Es el brazo técnico de AIT, complementario al brazo financiero. Mientras el controller financiero defiende el margen desde los números, la gerencia técnica lo defiende desde la ejecución: una partida mal ejecutada que hay que rehacer es un sobrecosto que ningún control financiero puede revertir después.

Del diagnóstico al cierre
Programación y seguimiento del avance físico
Cronograma vivo, contrastado contra lo realmente ejecutado en campo. La programación sirve si se actualiza; un cronograma que se armó al inicio y no se volvió a mirar es un documento, no una herramienta.
Control de calidad verificado en campo
Verificado, no declarado. La diferencia entre un protocolo firmado en gabinete y una verificación en campo aparece en la recepción de obra, cuando el comité observa y ya no hay margen ni plazo para rehacer.
Alerta temprana de desviaciones
Frente al cronograma contractual, que es el que genera penalidad. Una desviación detectada en la semana en que ocurre se corrige con reprogramación de frentes o refuerzo de cuadrillas. La misma desviación detectada dos meses después se corrige, si se corrige, pagando.
Supervisión especializada por obra
Cada tipo de obra tiene su punto crítico y su especialidad: no es lo mismo un saneamiento que un pavimento, una edificación institucional que una defensa ribereña. El equipo se arma según lo que la obra exige.

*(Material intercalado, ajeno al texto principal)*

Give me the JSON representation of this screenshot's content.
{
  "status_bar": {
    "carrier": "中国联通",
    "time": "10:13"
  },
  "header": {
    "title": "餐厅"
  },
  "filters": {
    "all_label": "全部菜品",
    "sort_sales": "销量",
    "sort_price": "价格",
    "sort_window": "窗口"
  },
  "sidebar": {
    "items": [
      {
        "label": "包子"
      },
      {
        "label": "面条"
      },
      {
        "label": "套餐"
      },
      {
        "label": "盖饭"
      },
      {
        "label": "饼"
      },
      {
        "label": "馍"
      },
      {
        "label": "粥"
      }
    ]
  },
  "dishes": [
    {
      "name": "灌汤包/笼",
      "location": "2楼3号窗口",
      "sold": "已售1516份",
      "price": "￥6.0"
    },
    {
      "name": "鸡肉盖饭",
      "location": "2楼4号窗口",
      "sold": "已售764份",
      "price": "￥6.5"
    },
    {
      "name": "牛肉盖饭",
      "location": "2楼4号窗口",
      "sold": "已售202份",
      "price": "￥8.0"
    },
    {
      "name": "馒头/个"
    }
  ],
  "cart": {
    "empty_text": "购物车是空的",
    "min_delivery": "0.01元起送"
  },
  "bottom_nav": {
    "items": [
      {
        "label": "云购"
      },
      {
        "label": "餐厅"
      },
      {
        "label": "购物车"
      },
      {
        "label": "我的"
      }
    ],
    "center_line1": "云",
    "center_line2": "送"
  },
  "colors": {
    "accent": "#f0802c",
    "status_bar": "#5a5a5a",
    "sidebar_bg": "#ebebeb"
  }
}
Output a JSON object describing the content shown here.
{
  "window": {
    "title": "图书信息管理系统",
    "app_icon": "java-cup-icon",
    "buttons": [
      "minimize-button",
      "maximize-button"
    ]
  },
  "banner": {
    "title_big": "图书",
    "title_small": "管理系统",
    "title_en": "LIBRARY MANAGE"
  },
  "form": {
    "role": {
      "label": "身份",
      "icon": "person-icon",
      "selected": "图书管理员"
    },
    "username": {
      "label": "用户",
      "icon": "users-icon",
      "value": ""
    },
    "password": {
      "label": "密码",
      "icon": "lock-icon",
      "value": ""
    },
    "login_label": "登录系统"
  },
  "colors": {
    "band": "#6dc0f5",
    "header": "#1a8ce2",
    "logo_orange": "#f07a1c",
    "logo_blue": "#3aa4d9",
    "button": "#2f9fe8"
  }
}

El costo de no tener criterio técnico en el frente
Hay decisiones que se toman en obra todos los días y que no admiten espera: un cambio de cantera porque el material no cumple, una interferencia no prevista en el expediente, un frente que hay que abrir antes de tiempo porque llegó la lluvia. Cada una de esas decisiones tiene consecuencia técnica, consecuencia de costo y consecuencia contractual, y se toman en horas.
Cuando quien decide tiene la especialidad y el criterio, la decisión resuelve. Cuando no la tiene, se abre una de dos rutas conocidas: se para el frente esperando una consulta que demora, o se avanza con una solución que después hay que rehacer. Ambas cuestan, y ninguna aparece en el cronograma hasta que ya es tarde. La gerencia técnica existe para que esa decisión se tome bien y en el momento.
La evidencia que sostiene el sustento
Un adicional y una ampliación de plazo se ganan o se pierden por la evidencia de campo: el registro fotográfico fechado, el asiento en el cuaderno de obra, el protocolo de ensayo, la medición contrastada. Esa evidencia se genera —o no se genera— en el frente, en el momento en que el hecho ocurre.
Es una de las razones menos visibles por las que conviene tener criterio técnico en obra: no solo evita el error de ejecución, también produce el respaldo que la administración contractual necesitará semanas después para sustentar lo que la obra tiene derecho a cobrar.

Por qué el atraso es un problema financiero
Un atraso no cuesta solo la penalidad. Cuesta el alquiler de equipos que se extiende, la planilla que sigue corriendo, los gastos generales que se estiran sobre el mismo monto contratado, la renovación de la carta fianza por el nuevo plazo, y el costo de oportunidad del equipo que no puede ir a la siguiente obra. Por eso el objetivo de la gerencia técnica se enuncia en tres condiciones simultáneas: que la obra se entregue en plazo, con la calidad exigida y con el margen intacto. Fallar en cualquiera de las tres se paga en las otras dos.